First, make sure that your three supply cables are paired properly. The unit has 3 heaters internally. There are several ways cables could be crossed that would result in power from 1 heater coming up one cable and returning on another cable. The heater would work properly, but would kick stupid large amounts of EMF from the two imbalanced cables. Just double-check it.
Or, the heater may be throwing high frequency electromagnetic hash, with the cable(s) becoming antennas and making this worse. Now, electric resistive heating elements, alone, do not throw electromagnetic hash. That would only happen from
- a) control electronics, which will surely only be on one cable/circuit; or
- b) power choppers ("dimmers") which could be on 1 or all of the circuits, but there'd be no useful reason to have them on more than 1 circuit.

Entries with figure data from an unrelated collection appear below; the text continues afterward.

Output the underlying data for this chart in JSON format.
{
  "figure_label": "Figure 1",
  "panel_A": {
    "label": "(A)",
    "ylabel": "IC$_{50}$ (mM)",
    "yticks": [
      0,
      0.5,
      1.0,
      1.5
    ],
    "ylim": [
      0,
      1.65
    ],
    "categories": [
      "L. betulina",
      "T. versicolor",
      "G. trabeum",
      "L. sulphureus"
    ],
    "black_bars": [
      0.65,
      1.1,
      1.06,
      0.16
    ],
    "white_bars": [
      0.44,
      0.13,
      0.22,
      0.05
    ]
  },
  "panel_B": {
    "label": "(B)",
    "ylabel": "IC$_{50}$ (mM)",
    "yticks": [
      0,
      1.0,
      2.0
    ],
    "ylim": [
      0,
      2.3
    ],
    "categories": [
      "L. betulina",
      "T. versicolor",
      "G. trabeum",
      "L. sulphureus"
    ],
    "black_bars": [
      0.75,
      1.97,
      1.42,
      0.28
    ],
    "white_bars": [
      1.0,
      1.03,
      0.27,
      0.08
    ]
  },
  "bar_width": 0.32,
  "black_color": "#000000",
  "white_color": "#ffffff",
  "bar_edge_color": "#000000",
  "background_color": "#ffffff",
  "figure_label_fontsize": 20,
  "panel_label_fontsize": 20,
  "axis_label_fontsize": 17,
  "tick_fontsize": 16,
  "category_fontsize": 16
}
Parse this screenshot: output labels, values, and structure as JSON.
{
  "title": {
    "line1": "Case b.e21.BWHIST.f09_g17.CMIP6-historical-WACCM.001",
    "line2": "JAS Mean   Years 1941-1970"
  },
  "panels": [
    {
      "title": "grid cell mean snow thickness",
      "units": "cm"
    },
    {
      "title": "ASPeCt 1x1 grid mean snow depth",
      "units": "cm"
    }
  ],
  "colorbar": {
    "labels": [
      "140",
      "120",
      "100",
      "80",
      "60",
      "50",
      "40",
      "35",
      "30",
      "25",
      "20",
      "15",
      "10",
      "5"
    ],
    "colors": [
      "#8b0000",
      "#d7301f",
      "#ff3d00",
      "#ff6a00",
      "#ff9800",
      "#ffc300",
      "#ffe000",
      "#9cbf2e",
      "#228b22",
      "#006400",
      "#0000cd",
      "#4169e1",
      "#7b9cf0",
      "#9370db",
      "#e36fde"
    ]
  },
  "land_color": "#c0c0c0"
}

Also, there's a thing I don't like about how Ecosmarts are installed - they expect you to cram three #8 cables through one 1" hole, which is a lot to ask, and requires just the right cable clamps to not violate Code.
I would install a 6" square deep or larger metal box right below the EcoSmart and a short EMT conduit nipple connecting it to the EcoSmart's wiring hole. Bring the 3 cables into the large box with correct clamps; leaving space for up to 3 "surge suppressors" to be fit onto 3 knockouts.
Then I would consult with EcoSmart and ask them a) which circuit powers the control electronics and b) whether they merely switch all 3 heaters, or whether they use power choppers, and if they do, on which circuit(s).
On the circuits which do not use choppers or electronics, those can be wired straight through the 6" box, up the conduit nipple and to the terminals.
For the circuit(s) which do use choppers or electronics, you run a pigtail from the EcoSmart's terminal into this box. Then you mount a "surge suppressor" in one of the knockouts (or not, if it's a type that can live inside the junction box e.g. Meanwell SPD-20-277P). Then join those wires to the power line from the panel. This wires the Ecosmart and the suppressor in parallel (the usual way you "tee" a connection) - it's not wired in series like a switch.

At this point, the surge suppressor(s) should be damping out the EM interference before it leaves the metal faraday cage of the Ecosmart + junction box.
I suppose Ecosmart could build this into the product, but that would raise the price-point, and so you might not have selected the product.